No quarto presidencial, vistas panorâmicas do Tejo. Ele já estava lá, meu amante misterioso, um magnata português com olhos famintos. Vestido com um fato Tom Ford impecável, copo de champanhe Veuve Clicquot na mão. ‘Vem cá, minha rouquinha selvagem’, murmurou, a voz grave como o Atlântico. Eu, num vestido de seda preta que roçava meus mamilos duros, me aproximei. Beijamo-nos devagar, línguas dançando, o gosto do champanhe efervescente na boca dele. Suas mãos deslizaram pela minha curva das costas, apertando minha bunda firme. ‘Quero-te agora’, disse eu, ofegante. Mas ele sorriu: ‘Espera pelo iate no Algarve. Vai ser inesquecível.’

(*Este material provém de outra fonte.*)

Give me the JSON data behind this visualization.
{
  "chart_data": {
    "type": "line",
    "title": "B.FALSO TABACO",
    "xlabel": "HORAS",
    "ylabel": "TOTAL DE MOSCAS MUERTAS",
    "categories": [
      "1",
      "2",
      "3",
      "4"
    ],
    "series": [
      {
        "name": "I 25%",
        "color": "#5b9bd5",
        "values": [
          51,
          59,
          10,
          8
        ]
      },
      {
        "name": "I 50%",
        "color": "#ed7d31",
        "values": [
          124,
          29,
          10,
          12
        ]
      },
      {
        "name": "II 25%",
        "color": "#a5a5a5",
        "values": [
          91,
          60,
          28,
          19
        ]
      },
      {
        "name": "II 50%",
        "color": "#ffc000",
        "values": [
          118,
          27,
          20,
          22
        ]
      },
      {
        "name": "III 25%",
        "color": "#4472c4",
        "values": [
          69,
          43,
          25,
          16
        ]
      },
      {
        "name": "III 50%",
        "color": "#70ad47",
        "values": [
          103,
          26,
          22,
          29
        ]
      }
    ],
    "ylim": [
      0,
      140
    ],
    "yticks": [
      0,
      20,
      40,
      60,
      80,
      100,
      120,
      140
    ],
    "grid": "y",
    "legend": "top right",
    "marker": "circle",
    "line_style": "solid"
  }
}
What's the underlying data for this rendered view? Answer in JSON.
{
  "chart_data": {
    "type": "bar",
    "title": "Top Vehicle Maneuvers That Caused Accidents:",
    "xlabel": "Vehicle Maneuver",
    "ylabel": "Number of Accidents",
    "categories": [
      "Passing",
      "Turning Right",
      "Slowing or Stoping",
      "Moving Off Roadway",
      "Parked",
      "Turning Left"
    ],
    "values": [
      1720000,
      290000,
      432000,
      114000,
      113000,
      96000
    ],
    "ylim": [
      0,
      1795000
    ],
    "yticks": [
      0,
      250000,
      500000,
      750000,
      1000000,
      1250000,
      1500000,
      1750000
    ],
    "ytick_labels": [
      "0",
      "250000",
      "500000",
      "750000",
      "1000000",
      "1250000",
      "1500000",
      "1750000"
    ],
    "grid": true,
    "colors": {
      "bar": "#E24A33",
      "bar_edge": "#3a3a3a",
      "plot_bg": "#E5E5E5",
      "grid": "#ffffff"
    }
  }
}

A Chegada ao Éden de Luxo e a Tensão Crescente
Horas depois, no helicóptero particular rumo ao sul. A noite portuguesa caía, quente e pegajosa, com cheiro a jasmim e mar. Chegamos ao iate ancorado na baía de Lagos, 50 metros de puro luxo, luzes suaves iluminando o deck de teca polida. Brindámos com vinho verde pétillant, gelado na pele quente. Eu tirei os saltos Louboutin, sentindo a madeira macia sob os pés. Ele me puxou para a popa, o vento salgado eriçando meus pelos ruivos. ‘Despigue-te para mim’, ordenou. Hesitei um segundo, coração acelerado, depois deixei o vestido escorregar. Só lingerie de La Perla, renda preta contra minha pele pálida salpicada de sardas. Meus seios livres, mamilos rosados implorando toque. Ele me devorava com os olhos, pau já duro visível no fato.
A tensão explodiu no iate. Ele me atirou no colchão de seda egípcia da suíte master, o balanço das ondas intensificando tudo. ‘Quero foder-te como uma puta de luxo’, grunhiu, rasgando minha calcinha. Minha cona já molhada, inchada de desejo, exposta ao ar marinho. Ele mergulhou a cara lá, língua chupando meu clitóris inchado, dedos grossos enfiando-se fundo, fodendo-me ritmadamente. ‘Assim, caralho, chupa-me mais!’, gemi, unhas cravadas no cabelo dele. O cheiro do meu mel misturava-se ao sal. Depois, virou-me de quatro, pauzão latejante roçando minha entrada. ‘Vai devagar primeiro’, pedi, mas ele empurrou tudo de uma vez, enchendo-me até o colo do útero. ‘Que caralho grosso!’, urrei, sentindo as veias pulsarem dentro. Fodia-me selvagem, bolas batendo na minha pele, suor escorrendo. Mudei de posição, montei-o, cona engolindo cada centímetro, balançando os quadris como uma dançarina de fado erótico. ‘Goza na minha boca’, mandei no clímax, ajoelhando. Ele explodiu, jatos quentes de porra na garganta, engoli tudo, lambendo os lábios.
O Êxtase Selvagem no Iate e a Villa Privada
Passámos pra villa privada na falésia, piscina infinita com vista pro mar negro. Lá, mais uma ronda: ele me comeu no jacuzzi, água borbulhando contra meu cu enquanto o pau me arrombava por trás. ‘Mais fundo, fode o meu cu!’, implorei, dor e prazer misturados. Gozei tantas vezes que perdia a conta, corpo mole de êxtase.
Agora, de volta a Lisboa, sorrio com o privilégio. Esse luxo não é só coisas, é o fogo que queima a alma. Sinto-me rainha, saciada, pronta pra mais. Quem diria que o Algarve guarda segredos assim? Meu corpo marca cada toque, cada cheiro. Foi perfeito, cru, elite. Quero repetir amanhã.